Beato chi guarda il proprio cuore e vi riconosce l’approdo.




Cantone lascia: è lutto per lo Stato.

Lo aveva detto chiaramente “gli onesti non fanno carriera nella pubblica amministrazione”, ed anche se tutti si erano chiesti come mai lui allora era arrivato lì, oggi Raffaele Cantone ha dimostrato di essere persona coerente.

Lascia la guida dell’ANAC per tornare in magistratura ” la mia vera casa” come lui stesso la definisce.

Lo Stato ha riguadagnato un bravo magistrato, ma di certo quest’abbandono non è un significato positivo, specie quando si parla di strutture che hanno un potere di controllo sull’operato della pubblica amministrazione.
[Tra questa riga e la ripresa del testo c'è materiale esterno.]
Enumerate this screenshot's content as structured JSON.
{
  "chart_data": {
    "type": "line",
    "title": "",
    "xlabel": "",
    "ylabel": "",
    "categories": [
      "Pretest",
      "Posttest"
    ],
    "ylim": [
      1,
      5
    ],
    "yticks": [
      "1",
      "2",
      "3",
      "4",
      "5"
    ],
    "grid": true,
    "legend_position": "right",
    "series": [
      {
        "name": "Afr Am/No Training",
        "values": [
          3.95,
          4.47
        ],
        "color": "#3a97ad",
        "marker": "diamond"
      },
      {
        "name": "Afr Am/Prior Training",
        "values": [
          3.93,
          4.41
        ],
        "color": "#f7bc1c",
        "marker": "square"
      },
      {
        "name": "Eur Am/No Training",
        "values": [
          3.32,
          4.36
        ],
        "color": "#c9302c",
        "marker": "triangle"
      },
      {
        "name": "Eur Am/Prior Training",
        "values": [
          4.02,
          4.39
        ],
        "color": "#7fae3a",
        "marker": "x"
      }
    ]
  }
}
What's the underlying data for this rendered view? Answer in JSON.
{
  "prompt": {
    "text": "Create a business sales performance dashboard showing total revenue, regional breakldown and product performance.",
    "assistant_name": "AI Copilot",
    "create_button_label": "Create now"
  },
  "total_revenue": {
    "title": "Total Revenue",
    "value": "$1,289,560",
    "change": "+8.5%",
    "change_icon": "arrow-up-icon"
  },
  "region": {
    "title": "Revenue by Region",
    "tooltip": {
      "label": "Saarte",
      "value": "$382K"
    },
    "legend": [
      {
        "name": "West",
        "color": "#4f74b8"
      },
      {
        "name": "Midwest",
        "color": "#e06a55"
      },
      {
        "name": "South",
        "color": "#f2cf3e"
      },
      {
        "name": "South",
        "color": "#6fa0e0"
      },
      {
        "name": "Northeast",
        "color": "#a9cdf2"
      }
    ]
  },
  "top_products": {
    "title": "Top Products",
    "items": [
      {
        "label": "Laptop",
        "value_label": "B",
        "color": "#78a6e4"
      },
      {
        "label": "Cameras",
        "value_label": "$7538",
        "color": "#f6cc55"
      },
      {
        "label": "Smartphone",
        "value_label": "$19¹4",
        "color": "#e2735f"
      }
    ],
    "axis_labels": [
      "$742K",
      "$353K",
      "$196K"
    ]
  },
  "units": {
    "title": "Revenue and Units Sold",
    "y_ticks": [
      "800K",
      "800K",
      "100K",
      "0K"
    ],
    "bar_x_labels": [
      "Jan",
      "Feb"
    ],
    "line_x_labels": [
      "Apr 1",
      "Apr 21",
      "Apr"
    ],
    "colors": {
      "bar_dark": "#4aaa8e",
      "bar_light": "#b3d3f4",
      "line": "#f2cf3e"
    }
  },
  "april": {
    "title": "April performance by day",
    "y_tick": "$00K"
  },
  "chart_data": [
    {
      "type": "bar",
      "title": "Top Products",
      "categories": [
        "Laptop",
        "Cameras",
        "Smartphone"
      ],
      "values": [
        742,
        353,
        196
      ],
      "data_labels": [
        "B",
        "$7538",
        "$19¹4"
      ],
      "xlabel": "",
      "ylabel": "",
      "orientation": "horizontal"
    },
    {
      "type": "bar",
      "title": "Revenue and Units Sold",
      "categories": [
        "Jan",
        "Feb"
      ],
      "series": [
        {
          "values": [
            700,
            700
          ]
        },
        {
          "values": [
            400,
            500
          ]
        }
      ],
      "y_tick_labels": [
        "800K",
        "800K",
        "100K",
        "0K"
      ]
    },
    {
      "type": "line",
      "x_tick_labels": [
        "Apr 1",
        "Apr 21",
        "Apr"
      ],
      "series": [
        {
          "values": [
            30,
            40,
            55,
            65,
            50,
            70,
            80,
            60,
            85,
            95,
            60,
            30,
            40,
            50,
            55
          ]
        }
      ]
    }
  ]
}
Ci sono in ogni caso delle domande da porsi:

ma se c’è una legge a che serve l’autorità? ed ammesso che serva allora ha ragione Cantone nel suo discorso chiaro in cui sostiene che le attività dell’autorità non possono essere uguali ad una tavola delle leggi scritta sulla pietra, deve essere un organismo fluido e dinamico che si adatta al mutevole e veloce cambiamento di mercato.

Cosa che sicuramente non può piacere al potere politico.

Chi ha vissuto nel piccolo quello che Cantone avrà sicuramente visto nel grande non si meraviglia di quest’abbandono, più o meno giusto, di certo lineare, il potere non può essere affiancato da organismi che sono in grado di analizzare giorno per giorno ciò che accade ed intervenire, in più con un potere esecutivo per farlo.

Chi scrive ha visto uffici di ispettori chiusi dall’oggi al domani solo perché avevano esclamato “il re è nudo”.

Certo allora nessun clamore, nessuna meraviglia, anzi quasi la soddisfazione perché quegli ispettori erano troppo sceriffi e facevano troppe ispezioni…

Il caso Cantone, certamente più eclatante e di una magnitudo assolutamente più ampia, ci lascia però comunque l’amaro in bocca, nulla cambia in questo paese.

Ora si scatenerà la polemica Cantone bravo, Cantone  cattivo, governo giusto, governo ladro, opposizione colpevole opposizione innocente, Mio Dio, che assurdità, paese lobotomizzato da se stesso.

Ci vengono in mente parole sempre attuali:

Amici, Romani, compatriotti, prestatemi orecchio; io vengo a seppellire Cantone, non a lodarlo.

Il male che gli uomini fanno sopravvive loro; il bene è spesso sepolto con le loro ossa; e così sia di Cantone.

Il nobile Governo v’ha detto che Cantone era ambizioso: se così era, fu un ben grave difetto: e gravemente Cantone ne ha pagato il fio.

Qui, col permesso del Governo e degli altri – ché il Governo è uomo d’onore; così sono tutti, tutti uomini d’onore – io vengo a parlare al funerale di Cantone.

Egli fu mio amico, fedele e giusto verso di me: ma il Governo dice che fu ambizioso; e il Governo è uomo d’onore.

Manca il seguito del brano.